Orville Frank Tuttle (June 25, 1916, Olean, New York – December 13, 1983, Tucson, Arizona) was an American mineralogist, geochemist, and petrologist, known for his research on granites and feldspars, with pioneering development of apparatus in experimental petrography.[1] [2]
After completing high school in Smethport, Pennsylvania, he worked in the Bradford oilfields and studied geology at Pennsylvania State College (renamed in 1953 Pennsylvania State University), where he received a bachelor's degree in 1939 and a master's degree in 1940. He then matriculated at Massachusetts Institute of Technology for his doctoral work, which was interrupted by the Second World War, in which he was engaged in wartime research on crystal growth and characterization.

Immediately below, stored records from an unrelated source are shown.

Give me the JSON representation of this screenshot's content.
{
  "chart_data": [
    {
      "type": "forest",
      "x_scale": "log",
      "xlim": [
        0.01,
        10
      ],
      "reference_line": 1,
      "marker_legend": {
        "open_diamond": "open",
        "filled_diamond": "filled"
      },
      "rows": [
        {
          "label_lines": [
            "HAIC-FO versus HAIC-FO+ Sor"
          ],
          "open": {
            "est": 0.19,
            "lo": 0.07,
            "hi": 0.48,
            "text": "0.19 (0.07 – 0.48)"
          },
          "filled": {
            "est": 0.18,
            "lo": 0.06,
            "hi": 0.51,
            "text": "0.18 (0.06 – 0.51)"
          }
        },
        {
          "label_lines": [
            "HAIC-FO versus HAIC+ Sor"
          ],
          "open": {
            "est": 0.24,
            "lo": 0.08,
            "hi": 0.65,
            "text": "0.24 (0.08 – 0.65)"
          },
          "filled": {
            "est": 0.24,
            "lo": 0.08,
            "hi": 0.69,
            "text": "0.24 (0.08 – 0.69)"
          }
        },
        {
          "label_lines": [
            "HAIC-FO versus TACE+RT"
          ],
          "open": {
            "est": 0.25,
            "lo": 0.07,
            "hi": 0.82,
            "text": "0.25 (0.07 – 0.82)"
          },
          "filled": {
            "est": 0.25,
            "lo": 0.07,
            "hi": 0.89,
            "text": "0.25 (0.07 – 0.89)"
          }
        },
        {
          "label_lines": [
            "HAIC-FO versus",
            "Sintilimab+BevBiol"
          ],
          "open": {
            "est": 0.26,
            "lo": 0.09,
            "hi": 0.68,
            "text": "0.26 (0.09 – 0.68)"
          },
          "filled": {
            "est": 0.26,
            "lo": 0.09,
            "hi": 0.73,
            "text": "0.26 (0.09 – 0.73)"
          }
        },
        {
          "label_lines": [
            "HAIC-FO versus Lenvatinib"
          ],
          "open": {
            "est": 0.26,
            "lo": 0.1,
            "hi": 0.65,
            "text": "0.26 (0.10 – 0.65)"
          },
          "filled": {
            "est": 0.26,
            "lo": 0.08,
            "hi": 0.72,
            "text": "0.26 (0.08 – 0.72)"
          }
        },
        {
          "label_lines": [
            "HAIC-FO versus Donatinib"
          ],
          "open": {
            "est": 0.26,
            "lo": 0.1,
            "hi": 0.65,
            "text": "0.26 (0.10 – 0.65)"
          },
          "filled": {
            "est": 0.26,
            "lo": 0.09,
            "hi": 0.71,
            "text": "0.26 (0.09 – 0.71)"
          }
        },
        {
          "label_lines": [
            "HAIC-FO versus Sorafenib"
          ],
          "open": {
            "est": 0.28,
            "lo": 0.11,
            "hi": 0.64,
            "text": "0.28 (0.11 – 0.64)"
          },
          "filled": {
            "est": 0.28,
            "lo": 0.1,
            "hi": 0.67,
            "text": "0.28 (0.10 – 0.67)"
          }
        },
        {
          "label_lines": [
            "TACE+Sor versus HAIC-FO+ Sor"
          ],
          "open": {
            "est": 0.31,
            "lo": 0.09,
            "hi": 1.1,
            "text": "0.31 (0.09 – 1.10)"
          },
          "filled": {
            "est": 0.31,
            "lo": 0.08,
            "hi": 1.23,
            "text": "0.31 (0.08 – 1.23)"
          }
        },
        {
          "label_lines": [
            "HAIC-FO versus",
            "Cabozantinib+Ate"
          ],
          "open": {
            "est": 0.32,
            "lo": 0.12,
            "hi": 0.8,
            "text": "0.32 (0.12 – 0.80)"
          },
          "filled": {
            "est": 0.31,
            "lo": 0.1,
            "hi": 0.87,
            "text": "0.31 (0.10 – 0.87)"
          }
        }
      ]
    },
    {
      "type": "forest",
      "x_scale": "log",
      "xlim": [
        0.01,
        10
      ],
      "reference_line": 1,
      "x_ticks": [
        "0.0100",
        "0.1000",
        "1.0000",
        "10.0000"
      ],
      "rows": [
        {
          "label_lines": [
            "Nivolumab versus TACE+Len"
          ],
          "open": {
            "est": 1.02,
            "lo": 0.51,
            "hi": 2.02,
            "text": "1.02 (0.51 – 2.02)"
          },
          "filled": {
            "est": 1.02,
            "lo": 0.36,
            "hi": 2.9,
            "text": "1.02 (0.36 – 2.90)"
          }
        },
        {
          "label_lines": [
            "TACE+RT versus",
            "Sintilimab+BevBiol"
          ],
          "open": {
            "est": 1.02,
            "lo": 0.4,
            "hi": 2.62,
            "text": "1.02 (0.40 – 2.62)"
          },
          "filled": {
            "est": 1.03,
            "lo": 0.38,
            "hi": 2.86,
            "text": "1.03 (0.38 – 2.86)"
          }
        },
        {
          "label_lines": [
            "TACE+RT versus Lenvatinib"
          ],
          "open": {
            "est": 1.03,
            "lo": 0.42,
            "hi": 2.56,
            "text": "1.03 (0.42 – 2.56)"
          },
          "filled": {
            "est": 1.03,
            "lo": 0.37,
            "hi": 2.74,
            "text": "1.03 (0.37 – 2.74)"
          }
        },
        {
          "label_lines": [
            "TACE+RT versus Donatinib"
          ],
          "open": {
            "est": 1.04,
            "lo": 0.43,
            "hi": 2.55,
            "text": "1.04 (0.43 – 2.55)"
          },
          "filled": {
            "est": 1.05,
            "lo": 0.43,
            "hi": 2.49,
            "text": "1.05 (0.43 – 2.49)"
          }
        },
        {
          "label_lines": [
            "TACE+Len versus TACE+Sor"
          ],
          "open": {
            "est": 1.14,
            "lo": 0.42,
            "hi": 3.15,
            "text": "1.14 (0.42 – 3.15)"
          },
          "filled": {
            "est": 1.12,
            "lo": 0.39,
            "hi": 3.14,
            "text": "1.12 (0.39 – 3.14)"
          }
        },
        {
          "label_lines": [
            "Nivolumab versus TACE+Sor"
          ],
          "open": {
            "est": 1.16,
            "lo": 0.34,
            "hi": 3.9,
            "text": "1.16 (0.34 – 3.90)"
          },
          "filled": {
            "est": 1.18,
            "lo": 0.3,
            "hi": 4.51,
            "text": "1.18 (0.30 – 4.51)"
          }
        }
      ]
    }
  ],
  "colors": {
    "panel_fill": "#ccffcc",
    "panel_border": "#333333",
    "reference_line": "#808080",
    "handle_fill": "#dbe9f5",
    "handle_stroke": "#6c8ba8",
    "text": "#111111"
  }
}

In 1948 he received his doctorate at MIT. In 1947, he started his collaboration in experimental petrography with Norman L. Bowen at the Geophysical Laboratory of the Carnegie Institution in Washington. There he invented the "Tuttle Press" and the "Tuttle Bomb" (a high-pressure chamber), which were widely used in experimental petrography. Together with Bowen he explored in particular the formation of granite. In 1953 he became professor of geochemistry at Pennsylvania State University. In 1959 he became dean of the college of mineral industries. In 1960, he was diagnosed with Parkinson's disease in the early stages. In 1965, he moved to Stanford University, where he was granted sick leave in 1967 and formally resigned in 1971. He moved to Tucson with his wife. In 1977 he received a tentative diagnosis of Alzheimer's disease and moved to a nursing home.
He was awarded in 1952 the Mineralogical Society of America Award, in 1975 the Roebling Medal, and in 1967 the Arthur L. Day Medal. He was elected a foreign member of the Geological Society of London and in 1968 a member of the National Academy of Sciences.
He married Dawn Hardes in 1941[3] and the couple had two daughters.